We interrupt your regularly scheduled cannabis news to bring you an update on the blizzard front. Cocaine, to be exact. Ahead of Gordon Ramsey’s two-part documentary series Gordon Ramsay on Cocaine, which exposes the restaurant business’s under-the-radar cocaine problem, we’ll take a look at which countries use the most cocaine.
The documentary begins tonight, and is hosted by the rambunctious Ramsey in an effort to squash one of the industry’s biggest problems. The Hell’s Kitchen persona has said he’s seen the drug ruin many careers, and it even took the life of his close friend and protege David Dempsey, who perished in 2003 after binging on coke and falling out of a window.
“I saw cocaine quite early on in my career,” Ramsey said. “I’ve been served it. I’ve been given it. I’ve had my hand shaken and left with little wraps of foil in it. I’ve been asked to dust cocaine on top of soufflés, to put it on as icing sugar… coke’s everywhere in the restaurant world. It’s spiraling out of control.”

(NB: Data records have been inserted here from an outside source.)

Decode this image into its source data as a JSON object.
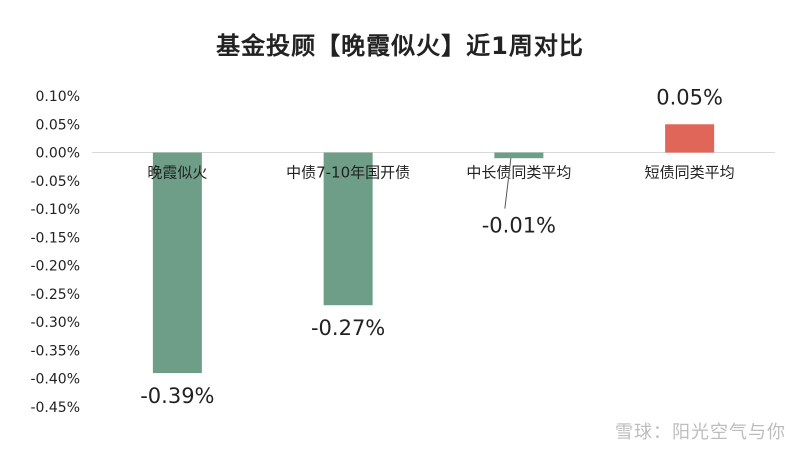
{
  "chart_data": {
    "type": "bar",
    "title": "基金投顾【晚霞似火】近1周对比",
    "categories": [
      "晚霞似火",
      "中债7-10年国开债",
      "中长债同类平均",
      "短债同类平均"
    ],
    "values": [
      -0.39,
      -0.27,
      -0.01,
      0.05
    ],
    "data_labels": [
      "-0.39%",
      "-0.27%",
      "-0.01%",
      "0.05%"
    ],
    "ylim": [
      -0.45,
      0.1
    ],
    "yticks": [
      0.1,
      0.05,
      0.0,
      -0.05,
      -0.1,
      -0.15,
      -0.2,
      -0.25,
      -0.3,
      -0.35,
      -0.4,
      -0.45
    ],
    "ytick_labels": [
      "0.10%",
      "0.05%",
      "0.00%",
      "-0.05%",
      "-0.10%",
      "-0.15%",
      "-0.20%",
      "-0.25%",
      "-0.30%",
      "-0.35%",
      "-0.40%",
      "-0.45%"
    ],
    "grid": false,
    "colors": {
      "negative": "#6e9e87",
      "positive": "#e0665a",
      "axis": "#d9d9d9"
    }
  },
  "watermark": "雪球：阳光空气与你"
}
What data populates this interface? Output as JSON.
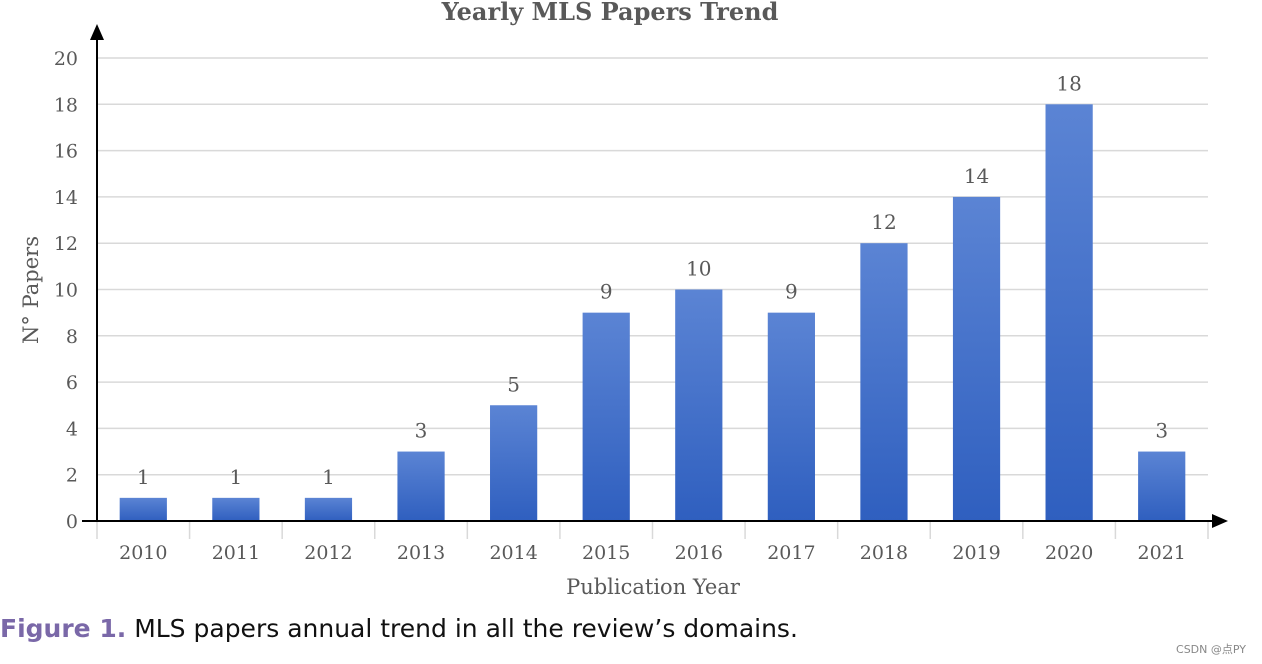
{
  "chart_data": {
    "type": "bar",
    "title": "Yearly MLS Papers Trend",
    "xlabel": "Publication Year",
    "ylabel": "N° Papers",
    "categories": [
      "2010",
      "2011",
      "2012",
      "2013",
      "2014",
      "2015",
      "2016",
      "2017",
      "2018",
      "2019",
      "2020",
      "2021"
    ],
    "values": [
      1,
      1,
      1,
      3,
      5,
      9,
      10,
      9,
      12,
      14,
      18,
      3
    ],
    "ylim": [
      0,
      20
    ],
    "yticks": [
      0,
      2,
      4,
      6,
      8,
      10,
      12,
      14,
      16,
      18,
      20
    ],
    "grid": true,
    "bar_color": "#4472c4"
  },
  "caption": {
    "label": "Figure 1.",
    "text": "MLS papers annual trend in all the review’s domains."
  },
  "watermark": "CSDN @点PY"
}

In honor of Ramsey’s cause, let’s check out which countries use the most cocaine.
The statistics, which were made available by the United Nations Office on Drugs and Crime website, gives a rough percentage of each country’s population that uses the drug between age 16-59.
Albania checked in at number one, with 2.5 percent of the country’s total population using it. Scotland checks in at number two with a 2.34 percent figure, and the United States a close third with 2.3 percent.
The UK comes in at number four with a 2.25 percent figure, with Spain (2.2 percent) and Australia (2.1 percent) checking it at five and six respectively.
Uraguay placed seventh on the list with 1.8 percent of their population indulging in the drug, with Chile (1.73 percent), the Netherlands (1.6 percent) and Ireland (1.5 percent) rounding out the top 10.
Surprisingly enough, Columbia, arguably the world leader in cocaine production and distribution, only placed 34th on the list of which countries use the most cocaine—with only 0.7 percent of the population reportedly using the drug.
If you’re curious to see where other countries check in on the list, you can find the actual statistics here.
Final Hit: Which Countries Use the Most Cocaine?
If you’re surprised by these figures, well you’re not alone.
Overdose deaths skyrocketed 19 percent in the U.S. between 2015 and 2016, and cocaine certainly played a role. While most of the deaths accounted for prescription opioids and heroin, there has been an influx of deaths caused by cocaine laced with the synthetic opiate fentanyl.
Unfortunately, the statistics for 2017 aren’t available until December, but experts predict we should see an even larger jump in overall deaths from 2016 to 2017.
What is even more troubling is the federal government’s view on cocaine, amongst other hard drugs, in terms of scheduling. For comparison’s sake, cannabis is still considered a Schedule I drug, while cocaine remains on the Schedule II spectrum.
Despite the feds’ opinion, we’ll stick to the ganja.